Was pleasantly surprised to see that Chris Opfer extensively quoted me in this article.


"It's pretty clear to me that e-cigarettes have helped more people quit smoking than the 2009 tobacco Control Act, all the FDA-approved smoking cessation drugs and all the government anti-tobacco propaganda programs combined," says Bill Godshall, executive director of Smokefree Pennsylvania, a non-profit organization that's advocated for strict restrictions on traditional cigarettes since 1990. "When a cigarette company says 'I would like to market a less hazardous alternative to smokers,' public health officials should be thanking them."

Godshall, who supports bans on e-cigarettes for users under the age of 18, points out that the vast majority of kids (80 percent of middle schoolers) who admitted trying e-cigarettes in the recent CDC study had already tried traditional cigarettes.
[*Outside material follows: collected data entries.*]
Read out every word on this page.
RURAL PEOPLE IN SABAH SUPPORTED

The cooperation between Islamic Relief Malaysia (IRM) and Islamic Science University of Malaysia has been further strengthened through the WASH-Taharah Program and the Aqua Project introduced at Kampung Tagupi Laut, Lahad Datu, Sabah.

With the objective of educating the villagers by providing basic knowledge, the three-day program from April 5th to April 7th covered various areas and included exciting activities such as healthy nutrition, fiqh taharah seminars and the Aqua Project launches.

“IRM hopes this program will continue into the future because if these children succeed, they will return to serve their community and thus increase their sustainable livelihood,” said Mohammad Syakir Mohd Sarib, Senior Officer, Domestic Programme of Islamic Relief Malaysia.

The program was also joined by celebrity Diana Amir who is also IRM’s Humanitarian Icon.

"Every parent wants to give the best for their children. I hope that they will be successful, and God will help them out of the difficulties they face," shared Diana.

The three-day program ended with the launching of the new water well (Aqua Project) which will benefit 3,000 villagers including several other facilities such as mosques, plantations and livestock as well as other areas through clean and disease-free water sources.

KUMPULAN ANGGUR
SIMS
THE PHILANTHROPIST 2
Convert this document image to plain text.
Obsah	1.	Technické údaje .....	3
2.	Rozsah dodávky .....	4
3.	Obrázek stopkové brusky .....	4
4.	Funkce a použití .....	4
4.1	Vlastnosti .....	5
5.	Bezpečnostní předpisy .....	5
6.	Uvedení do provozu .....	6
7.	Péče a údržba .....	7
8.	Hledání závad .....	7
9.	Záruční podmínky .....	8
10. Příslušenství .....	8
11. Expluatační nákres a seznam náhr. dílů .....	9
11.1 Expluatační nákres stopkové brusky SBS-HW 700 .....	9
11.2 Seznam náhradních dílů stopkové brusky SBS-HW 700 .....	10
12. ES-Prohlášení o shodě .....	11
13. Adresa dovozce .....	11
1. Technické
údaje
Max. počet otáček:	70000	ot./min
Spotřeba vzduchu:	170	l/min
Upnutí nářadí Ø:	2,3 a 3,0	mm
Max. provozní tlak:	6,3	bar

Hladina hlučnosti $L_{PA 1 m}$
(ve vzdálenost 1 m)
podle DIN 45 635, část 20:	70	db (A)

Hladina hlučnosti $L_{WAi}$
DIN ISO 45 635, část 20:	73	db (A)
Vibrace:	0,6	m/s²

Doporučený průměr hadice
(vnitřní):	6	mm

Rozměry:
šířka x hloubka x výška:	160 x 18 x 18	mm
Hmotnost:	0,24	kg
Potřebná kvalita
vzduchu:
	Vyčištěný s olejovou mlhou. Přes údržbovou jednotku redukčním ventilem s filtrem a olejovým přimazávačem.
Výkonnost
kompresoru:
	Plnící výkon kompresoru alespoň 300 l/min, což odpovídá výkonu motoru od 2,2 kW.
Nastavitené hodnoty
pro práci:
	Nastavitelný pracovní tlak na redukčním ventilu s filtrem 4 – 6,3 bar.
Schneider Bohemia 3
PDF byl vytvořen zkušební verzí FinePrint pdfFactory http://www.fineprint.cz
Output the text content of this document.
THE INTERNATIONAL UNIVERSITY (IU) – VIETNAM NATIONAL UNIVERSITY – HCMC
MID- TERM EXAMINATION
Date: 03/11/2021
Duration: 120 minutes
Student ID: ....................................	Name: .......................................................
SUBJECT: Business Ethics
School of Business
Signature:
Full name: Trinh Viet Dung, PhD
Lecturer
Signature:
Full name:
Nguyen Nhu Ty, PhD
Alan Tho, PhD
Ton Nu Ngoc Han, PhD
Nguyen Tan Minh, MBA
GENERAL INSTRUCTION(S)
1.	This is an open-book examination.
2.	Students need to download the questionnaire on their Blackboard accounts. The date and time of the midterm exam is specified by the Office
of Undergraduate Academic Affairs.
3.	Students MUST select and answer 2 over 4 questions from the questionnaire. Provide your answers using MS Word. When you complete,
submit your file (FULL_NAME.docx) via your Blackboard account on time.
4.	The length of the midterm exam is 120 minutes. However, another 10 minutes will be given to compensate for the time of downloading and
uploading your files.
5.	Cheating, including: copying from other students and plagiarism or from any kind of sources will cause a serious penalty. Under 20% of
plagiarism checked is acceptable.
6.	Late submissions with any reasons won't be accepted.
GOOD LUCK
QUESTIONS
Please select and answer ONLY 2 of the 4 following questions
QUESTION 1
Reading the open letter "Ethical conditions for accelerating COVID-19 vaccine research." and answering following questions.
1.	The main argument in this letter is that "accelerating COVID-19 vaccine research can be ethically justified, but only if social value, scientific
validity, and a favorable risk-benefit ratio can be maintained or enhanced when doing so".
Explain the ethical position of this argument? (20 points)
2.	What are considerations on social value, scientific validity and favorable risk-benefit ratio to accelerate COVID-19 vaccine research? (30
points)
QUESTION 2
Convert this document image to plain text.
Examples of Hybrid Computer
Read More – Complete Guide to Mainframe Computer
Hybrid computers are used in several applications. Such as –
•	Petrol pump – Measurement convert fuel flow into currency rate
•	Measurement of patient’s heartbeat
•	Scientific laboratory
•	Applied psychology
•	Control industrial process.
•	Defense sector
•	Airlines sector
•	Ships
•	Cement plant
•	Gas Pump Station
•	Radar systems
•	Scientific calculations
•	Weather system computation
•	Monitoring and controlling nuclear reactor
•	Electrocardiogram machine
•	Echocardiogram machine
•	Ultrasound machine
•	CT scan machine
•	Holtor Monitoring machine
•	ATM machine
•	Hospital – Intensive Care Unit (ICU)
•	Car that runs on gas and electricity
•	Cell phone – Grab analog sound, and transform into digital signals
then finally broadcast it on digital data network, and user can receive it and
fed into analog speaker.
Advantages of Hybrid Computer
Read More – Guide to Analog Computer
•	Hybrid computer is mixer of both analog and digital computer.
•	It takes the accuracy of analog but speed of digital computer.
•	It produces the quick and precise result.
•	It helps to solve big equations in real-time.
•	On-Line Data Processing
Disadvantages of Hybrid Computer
He also says that much of the push for other restrictions is being funded by pharmaceutical companies who see the electronic products as competition for more expensive, highly regulated nicotine replacement therapies and smoking cessation drugs.


But Godshall argues the rush to limit or even outlaw e-cigarettes is misguided. "There's no evidence that anyone has ever been harmed by using an e-cigarette," he says. "If you're going to ban any tobacco product, ban the most hazardous one, not the least hazardous one."

Godshall's organization has helped successfully resist complete bans on e-cigarettes in eight states over the last four years, including in Illinois, Tennessee, and California, where then-Governor Arnold Schwarzenegger vetoed a ban in 2009. Elsewhere in the state, the Laguna Beach city council voted down a measure in August that would have subjected e-cigarettes to tobacco restrictions already in place. City council members cited a dearth of information about secondhand vapor effects and the potential benefits of e-cigs as smoking cessation devices. Lawmakers in Boise shot down an effort last year to include e-cigs in the city's indoor smoking ban.


Paradise and Godshall both say the biggest question is whether the agency will deem e-cigs a "tobacco product," given that they contain nicotine. In a recent letter to the FDA, 41 state attorneys general urged precisely this action. That would bring them under the Tobacco Control Act's wide ranging restrictions. It would probably also mean that Stephen Dorff's run as the industry's version of the Marlboro Man is over.

Another question remains as to what will become of internet sales, much of which cater to aficionados who use higher-end devices that they refill with liquids purchased online. In what Godshall calls a "cannibalization" of the industry, disposable e-cig makers who sell their wares in physical smoke shops and convenience stores have supported bans on internet retailers, who may represent up to half of e-cigarette product sales.

In the increasingly likely event of widespread electronic cigarette regulation, Godshall says the real winner won't be these relative newcomers, however. Instead, it's the tobacco industry's oldest and best funded players who are best positioned to take the electronic market by storm, given their expertise in the regulatory environment, deep pockets and contractually mandated convenience store shelf space.

"What it will do is effectively give the entire industry to big tobacco," Godshall says.